Charles Spencer: ‘good taste’ and your taste are not always the same thing
Roula Khalaf, Editor of the FT, selects her favourite stories in this weekly newsletter.
The writer is a historian and public speaker
When, in 1992, I inherited Althorp, my family’s ancestral home, I felt a responsibility to return it to how it had been for much of its 500-year history. For, over the previous decade and a half, the interior had been lavishly redecorated by my stepmother, Raine, whose taste and palette were inherited from her flamboyant mother, romantic novelist Barbara Cartland. Under the twin attacks of dizzying synthetic materials and an iridescent over-gilding of furniture, Althorp had lost its stately interiors to garishness.
Being just 27, and ignorant of interior design, I turned to John Cornforth, perhaps the leading British architectural historian of the time, to help me return things to how they should be. We toured Althorp’s principal rooms, assessing them for Raine damage.

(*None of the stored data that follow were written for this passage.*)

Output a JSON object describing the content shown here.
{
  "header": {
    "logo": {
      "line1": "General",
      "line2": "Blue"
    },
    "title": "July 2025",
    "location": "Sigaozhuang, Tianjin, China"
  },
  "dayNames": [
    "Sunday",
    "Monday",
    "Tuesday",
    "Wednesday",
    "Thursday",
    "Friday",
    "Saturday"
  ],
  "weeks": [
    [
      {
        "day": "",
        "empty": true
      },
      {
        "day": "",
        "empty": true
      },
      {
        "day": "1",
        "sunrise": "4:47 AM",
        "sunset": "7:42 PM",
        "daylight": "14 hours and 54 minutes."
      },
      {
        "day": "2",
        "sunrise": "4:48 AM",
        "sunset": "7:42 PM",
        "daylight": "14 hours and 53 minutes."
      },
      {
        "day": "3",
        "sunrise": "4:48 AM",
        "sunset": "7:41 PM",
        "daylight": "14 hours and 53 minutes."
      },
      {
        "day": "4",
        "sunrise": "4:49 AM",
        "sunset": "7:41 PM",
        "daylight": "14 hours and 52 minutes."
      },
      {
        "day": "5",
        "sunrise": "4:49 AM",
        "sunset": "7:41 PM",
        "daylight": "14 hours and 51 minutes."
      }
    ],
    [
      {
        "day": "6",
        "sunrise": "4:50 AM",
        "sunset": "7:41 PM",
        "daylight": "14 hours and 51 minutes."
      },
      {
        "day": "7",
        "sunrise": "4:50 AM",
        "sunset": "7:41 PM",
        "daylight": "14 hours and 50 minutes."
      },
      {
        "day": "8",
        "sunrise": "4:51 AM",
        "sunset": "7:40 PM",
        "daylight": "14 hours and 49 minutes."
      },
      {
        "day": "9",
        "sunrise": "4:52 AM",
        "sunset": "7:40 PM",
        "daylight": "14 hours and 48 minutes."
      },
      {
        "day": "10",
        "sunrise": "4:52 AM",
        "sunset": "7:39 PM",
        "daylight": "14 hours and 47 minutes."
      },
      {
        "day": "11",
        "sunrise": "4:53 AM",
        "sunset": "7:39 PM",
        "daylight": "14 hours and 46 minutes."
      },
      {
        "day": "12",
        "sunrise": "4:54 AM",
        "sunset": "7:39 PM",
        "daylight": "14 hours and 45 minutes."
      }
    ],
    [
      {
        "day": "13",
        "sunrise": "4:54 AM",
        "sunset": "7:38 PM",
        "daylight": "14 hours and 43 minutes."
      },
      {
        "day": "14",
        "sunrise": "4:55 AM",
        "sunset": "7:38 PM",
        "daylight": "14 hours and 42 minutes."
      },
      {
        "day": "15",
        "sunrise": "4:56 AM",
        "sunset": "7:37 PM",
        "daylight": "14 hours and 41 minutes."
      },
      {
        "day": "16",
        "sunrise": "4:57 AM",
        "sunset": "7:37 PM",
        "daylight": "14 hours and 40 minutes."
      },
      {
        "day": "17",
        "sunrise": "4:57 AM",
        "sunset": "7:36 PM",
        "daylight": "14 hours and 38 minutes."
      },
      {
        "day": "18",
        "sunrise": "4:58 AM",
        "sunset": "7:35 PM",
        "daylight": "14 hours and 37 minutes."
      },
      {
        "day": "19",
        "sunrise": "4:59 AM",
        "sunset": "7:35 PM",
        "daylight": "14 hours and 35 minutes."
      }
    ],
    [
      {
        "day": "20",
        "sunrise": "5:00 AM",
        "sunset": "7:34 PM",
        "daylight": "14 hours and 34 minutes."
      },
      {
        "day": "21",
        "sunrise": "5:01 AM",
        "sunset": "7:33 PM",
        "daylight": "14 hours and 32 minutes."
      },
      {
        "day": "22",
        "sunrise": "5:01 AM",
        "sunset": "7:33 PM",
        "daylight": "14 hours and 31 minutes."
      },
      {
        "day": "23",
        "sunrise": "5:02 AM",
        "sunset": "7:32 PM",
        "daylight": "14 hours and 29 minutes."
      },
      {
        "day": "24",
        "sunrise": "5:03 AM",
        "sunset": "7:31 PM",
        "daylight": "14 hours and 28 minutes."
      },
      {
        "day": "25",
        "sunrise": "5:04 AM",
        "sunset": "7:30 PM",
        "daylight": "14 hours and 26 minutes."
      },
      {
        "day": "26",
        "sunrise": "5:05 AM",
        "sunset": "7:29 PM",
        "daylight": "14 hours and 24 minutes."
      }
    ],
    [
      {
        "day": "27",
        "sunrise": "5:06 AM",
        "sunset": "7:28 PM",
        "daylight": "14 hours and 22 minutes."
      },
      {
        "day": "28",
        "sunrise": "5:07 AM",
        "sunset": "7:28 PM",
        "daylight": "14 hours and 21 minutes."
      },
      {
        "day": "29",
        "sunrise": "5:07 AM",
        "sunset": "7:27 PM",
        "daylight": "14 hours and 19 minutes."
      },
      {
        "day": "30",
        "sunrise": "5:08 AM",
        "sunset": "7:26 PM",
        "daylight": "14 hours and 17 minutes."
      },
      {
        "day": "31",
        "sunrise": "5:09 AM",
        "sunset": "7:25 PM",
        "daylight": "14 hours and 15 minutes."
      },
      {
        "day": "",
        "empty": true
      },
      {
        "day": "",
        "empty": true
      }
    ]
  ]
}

Cornforth’s kind reassurances dwindled as we went. Finally, on entering the South Drawing Room — a cacophony of clashing pinks (on the walls, on the floor, in the curtains) — Cornforth rocked back in his tightly drawn lace-ups. “Goodness,” he mused. “I really can’t help you here . . . ”
As he departed Althorp that afternoon, he lobbed me a catch-all mantra that he hoped might help: “Good taste is authenticity — and authenticity is good taste.” Over the following years, as I took the rooms back to something close to how they had been originally, I felt I was restoring them to propriety.

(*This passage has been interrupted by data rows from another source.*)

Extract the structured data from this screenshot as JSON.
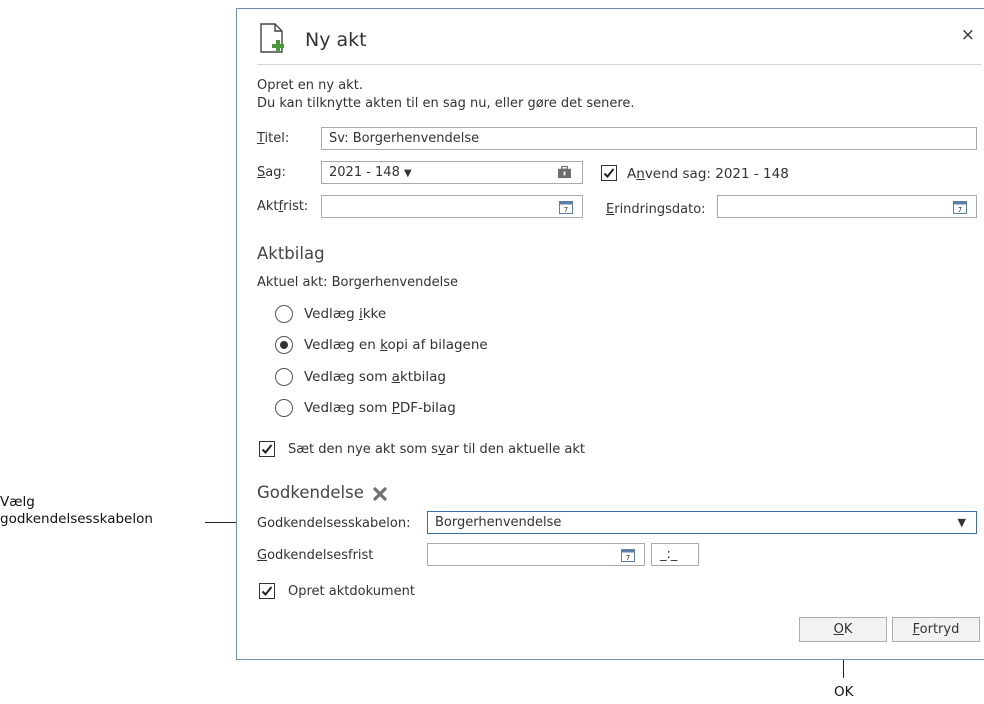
{
  "callouts": {
    "left_line1": "Vælg",
    "left_line2": "godkendelsesskabelon",
    "bottom": "OK"
  },
  "dialog": {
    "title": "Ny akt",
    "close": "×",
    "intro_line1": "Opret en ny akt.",
    "intro_line2": "Du kan tilknytte akten til en sag nu, eller gøre det senere.",
    "titel_label_u": "T",
    "titel_label_rest": "itel:",
    "titel_value": "Sv: Borgerhenvendelse",
    "sag_label_u": "S",
    "sag_label_rest": "ag:",
    "sag_value": "2021 - 148",
    "anvend_pre": "A",
    "anvend_u": "n",
    "anvend_rest": "vend sag: 2021 - 148",
    "aktfrist_pre": "Akt",
    "aktfrist_u": "f",
    "aktfrist_rest": "rist:",
    "erindring_u": "E",
    "erindring_rest": "rindringsdato:",
    "aktbilag_heading": "Aktbilag",
    "aktuel_akt": "Aktuel akt: Borgerhenvendelse",
    "options": [
      {
        "pre": "Vedlæg ",
        "u": "i",
        "rest": "kke",
        "selected": false
      },
      {
        "pre": "Vedlæg en ",
        "u": "k",
        "rest": "opi af bilagene",
        "selected": true
      },
      {
        "pre": "Vedlæg som ",
        "u": "a",
        "rest": "ktbilag",
        "selected": false
      },
      {
        "pre": "Vedlæg som ",
        "u": "P",
        "rest": "DF-bilag",
        "selected": false
      }
    ],
    "svar_pre": "Sæt den nye akt som s",
    "svar_u": "v",
    "svar_rest": "ar til den aktuelle akt",
    "godkendelse_heading": "Godkendelse",
    "skabelon_label": "Godkendelsesskabelon:",
    "skabelon_value": "Borgerhenvendelse",
    "frist_u": "G",
    "frist_rest": "odkendelsesfrist",
    "time_value": "_:_",
    "opret_label": "Opret aktdokument",
    "ok_u": "O",
    "ok_rest": "K",
    "cancel_u": "F",
    "cancel_rest": "ortryd"
  },
  "colors": {
    "accent_green": "#4a9a3c",
    "dialog_border": "#6f8fb3",
    "calendar_blue": "#5b7fa6"
  }
}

I had bowed to an often-unstated pressure on those lucky enough to inhabit historic houses: to conform — to have the rooms they live in as they are expected to be, rather than as they would prefer them if they did not have the legacy.

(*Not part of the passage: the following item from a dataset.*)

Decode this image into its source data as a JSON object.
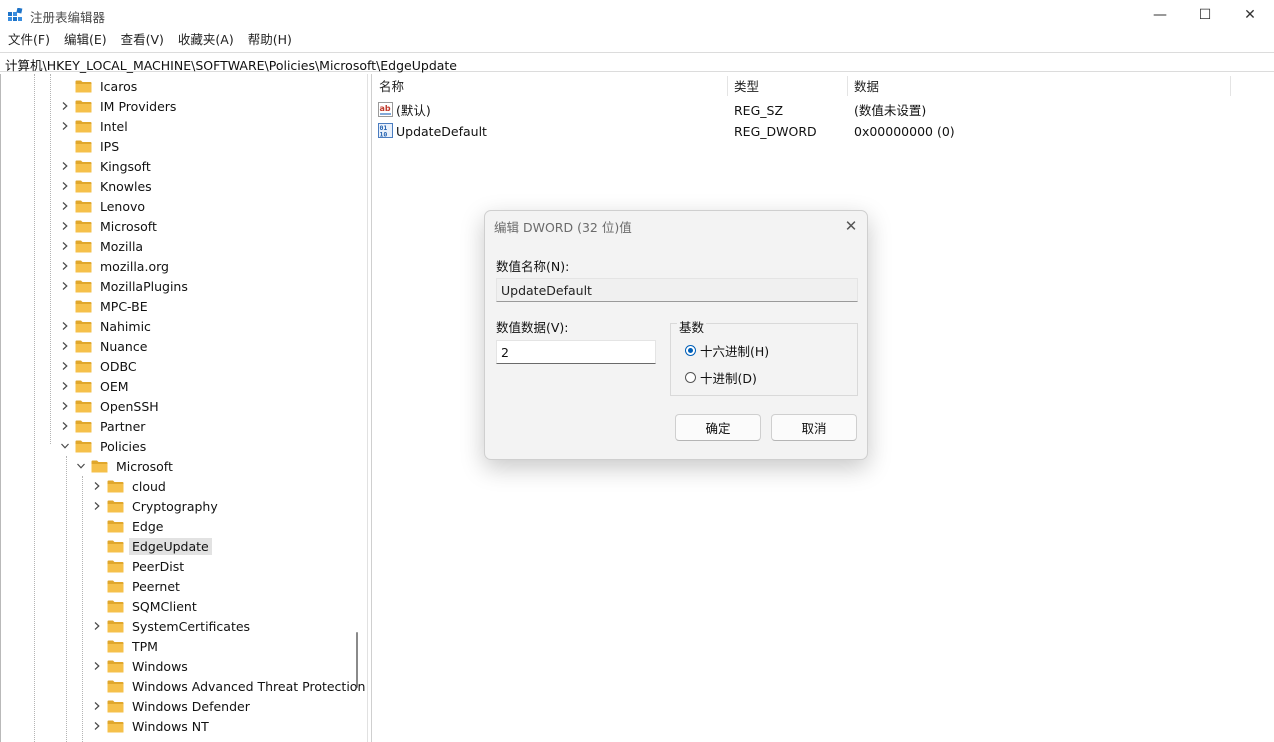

“Born and raised in New York, my taste falls happily into the Early American category,” says Karen Lowther, who lives in Holdenby House, Northamptonshire. Built by Elizabeth I’s lord chancellor, at the time it was the largest private house in England. Lowther was fine with the oak floorboards and Georgian furniture inherited by her husband. But one of his busy ancestresses had bedecked Holdenby in high Victoriana, which Lowther did not like but might have felt duty-bound to maintain.
“Luckily, the lurid scarlets and turquoises Lady Clifden favoured had faded by the time I arrived, and I could replace them with their softer equivalents,” Lowther says. The dining room “sellotapestry” (so named because of the tape being used to hold the fraying pieces together) that was originally bright turquoise was replaced by a sage-green Claremont silk.
One room escaped her. “If I’d had a clean slate and been less overawed,” says Lowther, “I would definitely have killed the pink silk and gold curtains in the ballroom.”
But her regret is tinged with realism: “My taste is not what the general public is after, and my home is open to the general public. While the effusive comments in our visitors’ book prove that people enjoy visiting a house that is lived in, they come to a historic house for history.”
Some stately-home owners have dared to flout accepted form with élan. Aynhoe Park, a Palladian-style mansion on the Oxfordshire/Northamptonshire border, was bought by James Perkins, an event organiser with a background in antiques. He and his wife, Sophie, have filled Aynhoe with their collection of plaster casts and stuffed zoo animals, and a few years back it was called “the coolest house in Britain”. This is where Noel Gallagher hosted his 50th birthday and Jade Jagger her wedding. Perkins has said: “Not taking anything away from other country houses, but most of them are stuck in time. That’s rather charming, but most owners are living through their ancestors’ eyes.”
Aynhoe now has new owners and the Perkinses have decamped to Parnham Park in Dorset, which, with a hidden speakeasy in the cellars, is also available for innovative entertainment. Parnham’s website calls the property your “own private wonderland”. And that is precisely what the original stately-home builders intended.
Giles Kime, executive editor of Country Life magazine, says: “Historic houses were startlingly modern when they were built.” It is subsequent generations who have felt compelled to try to preserve them in aspic. Kime believes “contemporary art can look better in historic houses than Modernist galleries”. Many of the greatest houses — Blenheim, Chatsworth and Houghton — host exhibitions of new art, and Kime sees these as “a great opportunity for them to be modern again, even if just for a few weeks”.
Even if owners shirk from audacity, they can shake things up with panache. Kime points to how Spetchley Park, a Regency gem in Worcestershire, has recently been transformed by its owners, Henry and Kate Berkeley. The Berkeleys have the run of the house, rather than merely occupying the service wing, as recent generations had. It is a family home again, and the rooms have a new vibrancy, brought about in part by an extraordinarily bold use of colour.
While I was not as adventurous at Althorp, I have enjoyed adding modern and contemporary paintings by Edward Burra (when he was affordable) and Mitch Griffiths, for example, to the collection. I hope those who come after me will enjoy these — and that they may even have some fun bringing colour (but, please, no Cartland pink) to Althorp’s walls.